354 Rozdział 4. Proza [71]
Była piąta po południu. Na podwórku kapela wygrywał przedwojenne szlagiery i żydowskie ludowe melodie. Jesienny wiatr świszczał nad częściowo zrujnowanym podwórkiem. Lekko pokropiło.
Przez drzwi kuchni wylatywało ostre, kwaśne powietrze. Estusia spostrzegła, że od rury odprowadzającej gaz odpadła śruba i trujące wyziewy wypełniły pomieszczenie niewielkiej kuchni.
Obojętna na to, co się dzieje, usiadła na krześle, chcąc zapanować nad chaosem splątanych myśli.
Siedziała przez dłuższy czas. Nagle przyszła jej do głowy myśl, żeby otworzyć dodatkowy zawór z gazem i położyć kres sytuacji, w którą się zaplątała. Uczucie mdłości, chwila zapomnienia i…
Lola!
Wewnętrzny głos krzyczał słowo: dziecko!
Ale w udręczonym umyśle wystrzeliła zaraz myśl: razem z dzieckiem…
Nie powinno dźwigać przez całe życie cierpienia matki. Jak zahipnotyzowana, pod wpływem czyjegoś rozkazu, Estusia pobiegła do sypialni [46], gdzie Lola zapadła w popołudniową drzemkę. Wzięła dziecko na ręce i zaniosła do kuchni.
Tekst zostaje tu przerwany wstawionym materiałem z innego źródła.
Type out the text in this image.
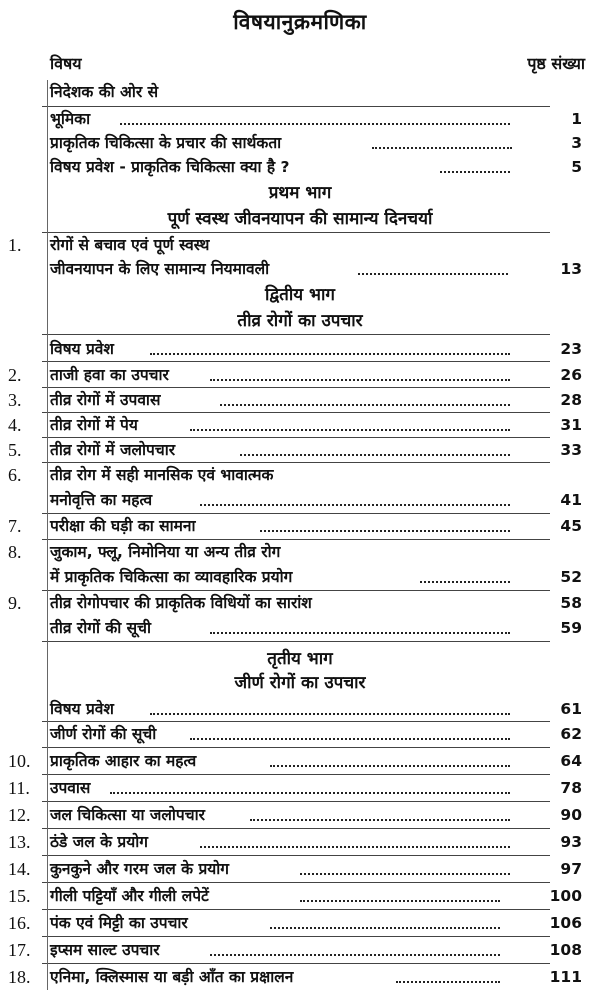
विषयानुक्रमणिका
विषय	पृष्ठ संख्या
निदेशक की ओर से
भूमिका	1
प्राकृतिक चिकित्सा के प्रचार की सार्थकता	3
विषय प्रवेश - प्राकृतिक चिकित्सा क्या है ?	5
प्रथम भाग
पूर्ण स्वस्थ जीवनयापन की सामान्य दिनचर्या
1.	रोगों से बचाव एवं पूर्ण स्वस्थ
जीवनयापन के लिए सामान्य नियमावली	13
द्वितीय भाग
तीव्र रोगों का उपचार
विषय प्रवेश	23
2.	ताजी हवा का उपचार	26
3.	तीव्र रोगों में उपवास	28
4.	तीव्र रोगों में पेय	31
5.	तीव्र रोगों में जलोपचार	33
6.	तीव्र रोग में सही मानसिक एवं भावात्मक
मनोवृत्ति का महत्व	41
7.	परीक्षा की घड़ी का सामना	45
8.	जुकाम, फ्लू, निमोनिया या अन्य तीव्र रोग
में प्राकृतिक चिकित्सा का व्यावहारिक प्रयोग	52
9.	तीव्र रोगोपचार की प्राकृतिक विधियों का सारांश	58
तीव्र रोगों की सूची	59
तृतीय भाग
जीर्ण रोगों का उपचार
विषय प्रवेश	61
जीर्ण रोगों की सूची	62
10.	प्राकृतिक आहार का महत्व	64
11.	उपवास	78
12.	जल चिकित्सा या जलोपचार	90
13.	ठंडे जल के प्रयोग	93
14.	कुनकुने और गरम जल के प्रयोग	97
15.	गीली पट्टियाँ और गीली लपेटें	100
16.	पंक एवं मिट्टी का उपचार	106
17.	इप्सम साल्ट उपचार	108
18.	एनिमा, क्लिस्मास या बड़ी आँत का प्रक्षालन	111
Ze śpiącym dzieckiem położyła się na starym tapczanie, który stał w otwartej alkowie269. Tam również dotarł gaz. Dziecko spało smacznie. Estusia przytuliła do siebie córeczkę. Z całych sił tłumiła krzyk, który wyrywał się z jej piersi.
Ostry, mdły zapach wypełnił pomieszczenie. Estusia siedziała rozgorączkowana. Pozostała przy boku dziecka.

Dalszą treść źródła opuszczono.